Boosted, it might look a little like this fictional version:

TF tweet - fictional mockup

There’s a subtle but important difference in impact when you boost your social activity – and I think that applies to brands as well as individuals. Messages labelled as ‘sponsored’ or ‘promoted’ can look self-serving, somewhat mercenary and a little creepy.
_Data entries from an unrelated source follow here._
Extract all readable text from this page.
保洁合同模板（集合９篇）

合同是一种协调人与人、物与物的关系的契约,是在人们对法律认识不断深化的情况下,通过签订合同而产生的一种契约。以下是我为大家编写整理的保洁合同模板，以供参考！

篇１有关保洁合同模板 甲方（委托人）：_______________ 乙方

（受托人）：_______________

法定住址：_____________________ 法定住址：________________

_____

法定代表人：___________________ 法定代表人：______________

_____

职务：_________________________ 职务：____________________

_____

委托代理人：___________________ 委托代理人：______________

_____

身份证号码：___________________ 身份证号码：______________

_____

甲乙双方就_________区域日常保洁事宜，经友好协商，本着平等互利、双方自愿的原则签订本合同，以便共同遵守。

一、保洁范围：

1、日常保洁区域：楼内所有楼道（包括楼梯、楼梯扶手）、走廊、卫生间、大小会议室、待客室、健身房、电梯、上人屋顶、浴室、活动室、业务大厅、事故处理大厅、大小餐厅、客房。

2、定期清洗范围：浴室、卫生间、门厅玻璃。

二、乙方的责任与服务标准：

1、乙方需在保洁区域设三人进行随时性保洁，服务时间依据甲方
By contrast, there are some contexts where boosting your posts could work well:

  • for factual messages: e.g. to raise awareness of contact telephone helplines or enquiry channels along the lines of “Customers affected by X should visit our website or call 1-800-XXXX for advice”
  • where you can provide context: on Facebook, or with Twitter cards/attached images or infographics to explain what the incident relates to and what people can do next to protect themselves
  • where the greater paid reach is a springboard to greater organic reach: asking recipients to pass on the message to friends and offline family members: “We’re investigating X currently, but please avoid Y for now. Please RT and share with friends”
  • where the audience is local or niche: using the fine-grained audience targeting tools available these days to reach a key group e.g. “We’re dealing with an incident at our Milford Haven plant. Please keep doors and windows closed” targeted at Facebook users within a tight radius of an incident location

The challenge with social media – in peacetime and during a crisis – is to stay on the right side of creepy, and that certainly applies to boosting your crisis messages. Keep it factual, encourage sharing and target intelligently.